Where does that duty come from, and how does masonry help you to compass that duty?
Duty is that obligation that we take upon ourselves. By our life we each have a duty to our mothers and our fathers. By that obligation, for it must be freely taken on, we further owe a duty to our brothers and our sisters.
What happens if we do not honor that obligation to duty? Nothing. Oh, we will not be considered good men, our neighbors will look down on us, and we will grow a lack of self-respect for ourselves, but nothing will happen TO us for having a lack of honor.
Our compact with society, and each one of us has a compact with the society of men, for within society we were raised, educated and protected, includes a duty to give back. Not coin of the realm, necessarily, but labor, service of a kind. Of course, we pay back a part of the ongoing debt in taxes with coin of the realm.
In kneeling at the altar and taking on the obligation of a mason, we take upon ourselves the DUTY to our brothers, withersoever dispersed around the globe, to aid and assist, and more, to SERVE, our community our god , and ourselves.
Merriam Webster defines duty somewhat more broadly:
The most relevant is #3 “a moral or legal obligation b : the force of moral obligation.” Duty is a moral obligation. DUTY is that moral obligation we owe to our brothers, our fellow man, and our g-d (not necessarily in that order). Duty then is service... even service to ourselves.1 : conduct due to parents and superiors : RESPECT
2 a : obligatory tasks, conduct, service, or functions that arise from one's position (as in life or in a group) b (1) : assigned service or business (2) : active military service (3) : a period of being on duty
3 a : a moral or legal obligation b : the force
of moral obligation
4 : TAX; especially : a tax on imports
5 a : WORK 1a b (1) : the service required (as of an electric machine) under specified conditions (2) : functional application : USE (got double duty out of the trip) (3) : use as a substitute (making the word do duty for the thing -- Edward Sapir)
Duty is morality in action.
We have two separate types of duty. One duty is what we OWE to society, our forbearers and our contemporaries for our very life. The second is like the one we take on willingly at the altar of freemasonry, to obey the tenets of our fraternity, to aid and assist a distressed worth brother, and to whisper good counsel, either orally or by example. Our DUTY in masonry are the obligations we freely take at the altar. The duty we owe to society is the very air we breathe.

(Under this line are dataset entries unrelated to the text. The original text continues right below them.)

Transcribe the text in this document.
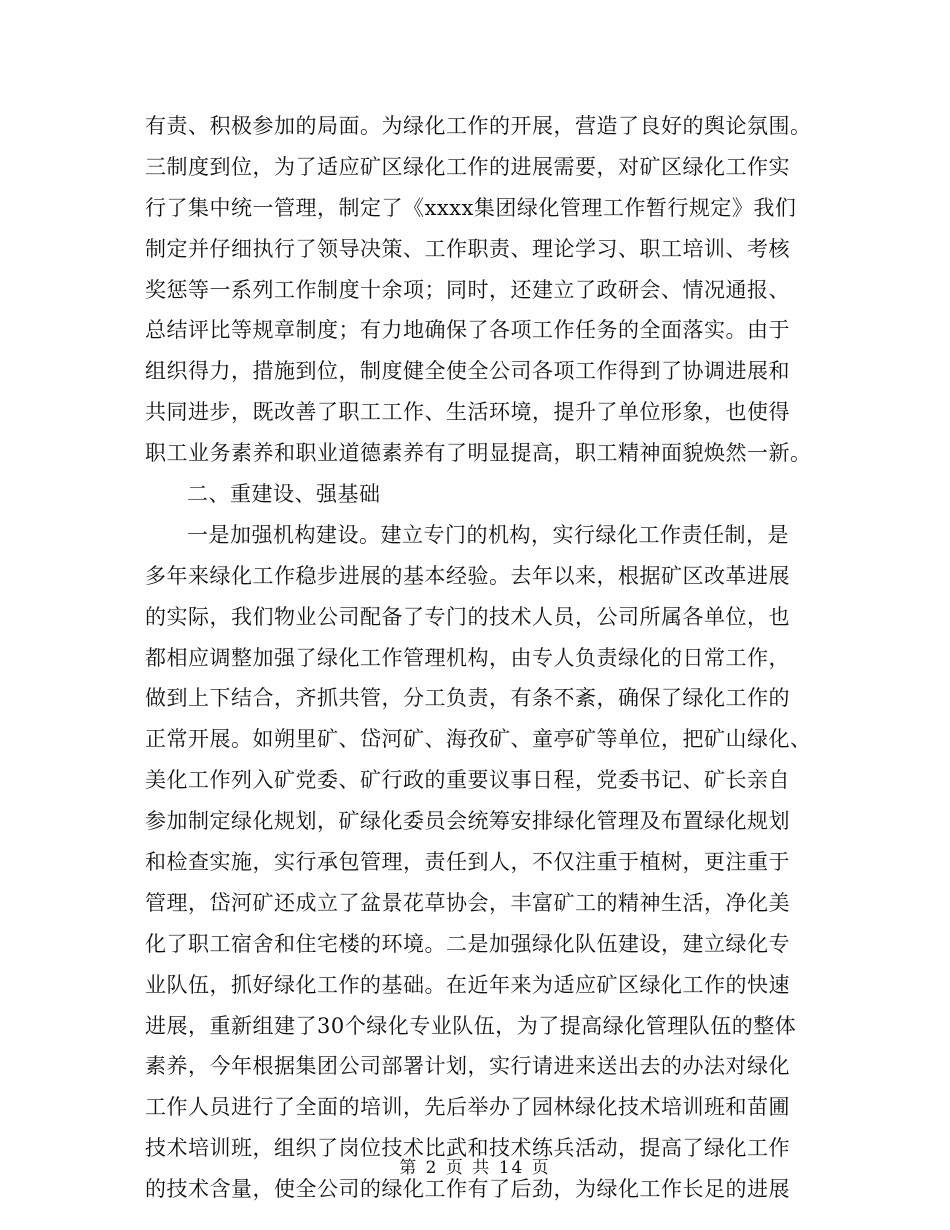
有责、积极参加的局面。为绿化工作的开展，营造了良好的舆论氛围。
三制度到位，为了适应矿区绿化工作的进展需要，对矿区绿化工作实
行了集中统一管理，制定了《xxxx集团绿化管理工作暂行规定》我们
制定并仔细执行了领导决策、工作职责、理论学习、职工培训、考核
奖惩等一系列工作制度十余项；同时，还建立了政研会、情况通报、
总结评比等规章制度；有力地确保了各项工作任务的全面落实。由于
组织得力，措施到位，制度健全使全公司各项工作得到了协调进展和
共同进步，既改善了职工工作、生活环境，提升了单位形象，也使得
职工业务素养和职业道德素养有了明显提高，职工精神面貌焕然一新。
二、重建设、强基础
一是加强机构建设。建立专门的机构，实行绿化工作责任制，是
多年来绿化工作稳步进展的基本经验。去年以来，根据矿区改革进展
的实际，我们物业公司配备了专门的技术人员，公司所属各单位，也
都相应调整加强了绿化工作管理机构，由专人负责绿化的日常工作，
做到上下结合，齐抓共管，分工负责，有条不紊，确保了绿化工作的
正常开展。如朔里矿、岱河矿、海孜矿、童亭矿等单位，把矿山绿化、
美化工作列入矿党委、矿行政的重要议事日程，党委书记、矿长亲自
参加制定绿化规划，矿绿化委员会统筹安排绿化管理及布置绿化规划
和检查实施，实行承包管理，责任到人，不仅注重于植树，更注重于
管理，岱河矿还成立了盆景花草协会，丰富矿工的精神生活，净化美
化了职工宿舍和住宅楼的环境。二是加强绿化队伍建设，建立绿化专
业队伍，抓好绿化工作的基础。在近年来为适应矿区绿化工作的快速
进展，重新组建了30个绿化专业队伍，为了提高绿化管理队伍的整体
素养，今年根据集团公司部署计划，实行请进来送出去的办法对绿化
工作人员进行了全面的培训，先后举办了园林绿化技术培训班和苗圃
技术培训班，组织了岗位技术比武和技术练兵活动，提高了绿化工作
的技术含量，使全公司的绿化工作有了后劲，为绿化工作长足的进展
第 2 页 共 14 页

So, what is that nature of duty? It seems it is the obligation that a man owes g-d for the blessings of life, to his parents for giving him life and raising him, to the community for helping raise and educates him, to others as he GIVES the obligation, (wife, church, and lodge).
Duty flows from the self to the other, based on obligation, which is recognized by the honorable man. A man with no sense of obligation is only interested in the self... what HE wants, what HE needs... regardless of the consequences to those around him?

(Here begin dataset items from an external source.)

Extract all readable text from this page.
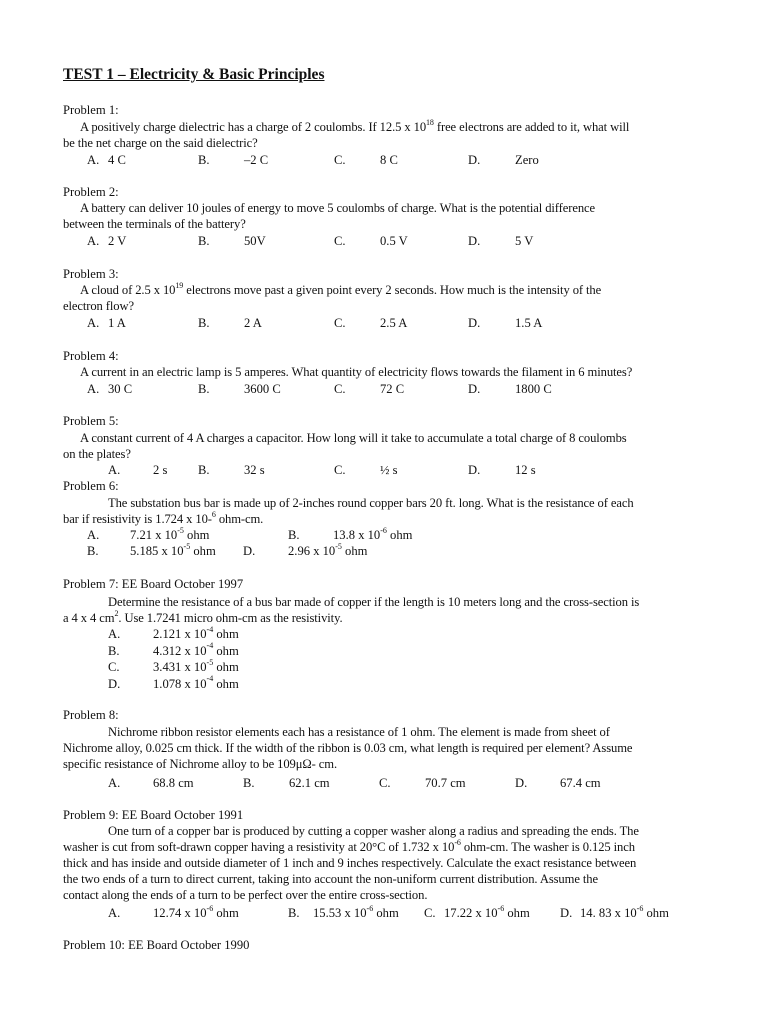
TEST 1 – Electricity & Basic Principles
Problem 1:
A positively charge dielectric has a charge of 2 coulombs. If 12.5 x $10^{18}$ free electrons are added to it, what will
be the net charge on the said dielectric?
A. 4 C	B.	–2 C	C.	8 C	D.	Zero
Problem 2:
A battery can deliver 10 joules of energy to move 5 coulombs of charge. What is the potential difference
between the terminals of the battery?
A. 2 V	B.	50V	C.	0.5 V	D.	5 V
Problem 3:
A cloud of 2.5 x $10^{19}$ electrons move past a given point every 2 seconds. How much is the intensity of the
electron flow?
A. 1 A	B.	2 A	C.	2.5 A	D.	1.5 A
Problem 4:
A current in an electric lamp is 5 amperes. What quantity of electricity flows towards the filament in 6 minutes?
A. 30 C	B.	3600 C	C.	72 C	D.	1800 C
Problem 5:
A constant current of 4 A charges a capacitor. How long will it take to accumulate a total charge of 8 coulombs
on the plates?
A.	2 s B.	32 s	C.	½ s	D.	12 s
Problem 6:
The substation bus bar is made up of 2-inches round copper bars 20 ft. long. What is the resistance of each
bar if resistivity is 1.724 x 10-$^6$ ohm-cm.
A. 7.21 x $10^{-5}$ ohm	B.	13.8 x $10^{-6}$ ohm
B. 5.185 x $10^{-5}$ ohm D.	2.96 x $10^{-5}$ ohm
Problem 7: EE Board October 1997
Determine the resistance of a bus bar made of copper if the length is 10 meters long and the cross-section is
a 4 x 4 $cm^2$. Use 1.7241 micro ohm-cm as the resistivity.
A.	2.121 x $10^{-4}$ ohm
B.	4.312 x $10^{-4}$ ohm
C.	3.431 x $10^{-5}$ ohm
D.	1.078 x $10^{-4}$ ohm
Problem 8:
Nichrome ribbon resistor elements each has a resistance of 1 ohm. The element is made from sheet of
Nichrome alloy, 0.025 cm thick. If the width of the ribbon is 0.03 cm, what length is required per element? Assume
specific resistance of Nichrome alloy to be 109μΩ- cm.
A.	68.8 cm	B.	62.1 cm	C.	70.7 cm	D.	67.4 cm
Problem 9: EE Board October 1991
One turn of a copper bar is produced by cutting a copper washer along a radius and spreading the ends. The
washer is cut from soft-drawn copper having a resistivity at 20°C of 1.732 x $10^{-6}$ ohm-cm. The washer is 0.125 inch
thick and has inside and outside diameter of 1 inch and 9 inches respectively. Calculate the exact resistance between
the two ends of a turn to direct current, taking into account the non-uniform current distribution. Assume the
contact along the ends of a turn to be perfect over the entire cross-section.
A.	12.74 x $10^{-6}$ ohm	B. 15.53 x $10^{-6}$ ohm C. 17.22 x $10^{-6}$ ohm D. 14. 83 x $10^{-6}$ ohm
Problem 10: EE Board October 1990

So from a sense of obligation, the honorable man accepts his duty. A man without honor has no sense of duty or obligation. Therefore, to be a mason, a man must understand and accept his duty to g-d, his community and his family. He must be an honorable man, a moral man. Otherwise, he rejects his duty or tries to avoid it.
As Freemasons, we know our duty to g-d, our brothers, our country, our community, our family… and we embrace it.

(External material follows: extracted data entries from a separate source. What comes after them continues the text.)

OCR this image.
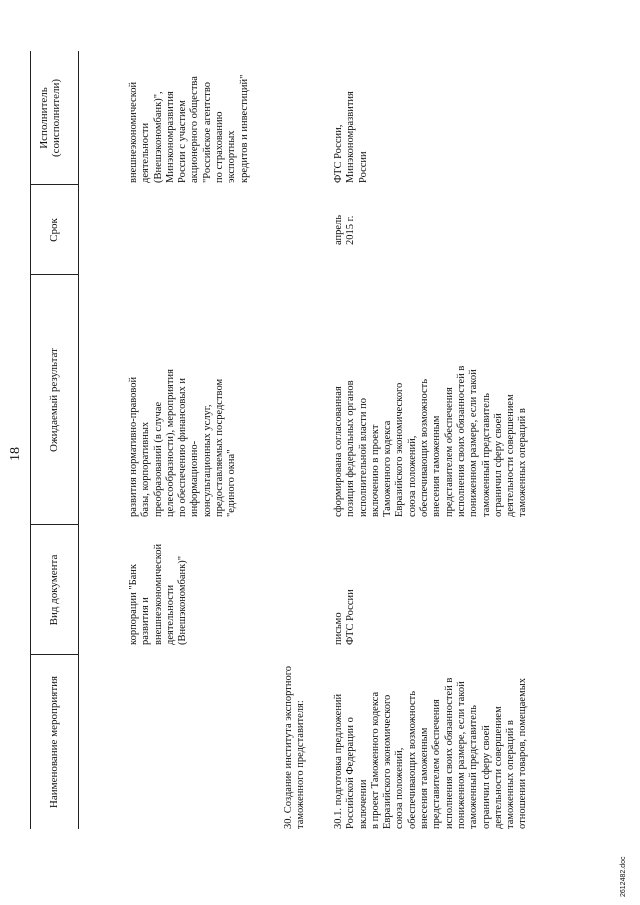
18
Наименование мероприятия
Вид документа
Ожидаемый результат
Срок
Исполнитель (соисполнители)
корпорации "Банк развития и внешнеэкономической деятельности (Внешэкономбанк)"
развития нормативно-правовой базы, корпоративных преобразований (в случае целесообразности), мероприятия по обеспечению финансовых и информационно- консультационных услуг, предоставляемых посредством "единого окна"
внешнеэкономической деятельности (Внешэкономбанк)", Минэкономразвития России с участием акционерного общества "Российское агентство по страхованию экспортных кредитов и инвестиций"
30. Создание института экспортного таможенного представителя:	30.1. подготовка предложений Российской Федерации о включении в проект Таможенного кодекса Евразийского экономического союза положений, обеспечивающих возможность внесения таможенным представителем обеспечения исполнения своих обязанностей в пониженном размере, если такой таможенный представитель ограничил сферу своей деятельности совершением таможенных операций в отношении товаров, помещаемых
письмо ФТС России
сформирована согласованная позиция федеральных органов исполнительной власти по включению в проект Таможенного кодекса Евразийского экономического союза положений, обеспечивающих возможность внесения таможенным представителем обеспечения исполнения своих обязанностей в пониженном размере, если такой таможенный представитель ограничил сферу своей деятельности совершением таможенных операций в
апрель 2015 г.
ФТС России, Минэкономразвития России
2612482.doc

May the blessing of heaven rest upon us and all regular masons. May brotherly love prevail, and moral and social virtue, cement us.
3 comments:
Duty is to comply with the GAOTU's will
I feel a duty to participate to the best of my abilities within degree work. I know most of my brothers aren't ritualists, but I am beginning to become a little disheartened that I don't see more faces on work nights trying to help confer degrees. I don't expect every brother to learn the lecture, charge, etc verbatim and be able to sit as WM for all 3 degrees knowing all the parts, but it hasn't taken THAT much effort for me to learn the JW role in the first two degrees, and it's not THAT much more of a step to learn the SW part. (And yes, there is a lot more to conferring a MM, so that may take me a bit longer to learn, but that doesn't mean I shouldn't try...)
but I am beginning to become a little disheartened that I don't see more faces on work nights trying to help confer degrees.
*nods*
I often think to myself that some of our brothers really meant to join, say, the Rotary or the Friends of the Library instead of a Masonic Lodge. Who did they expect would continue to do the degree work - the same guys that had been doing it for the last 25 years?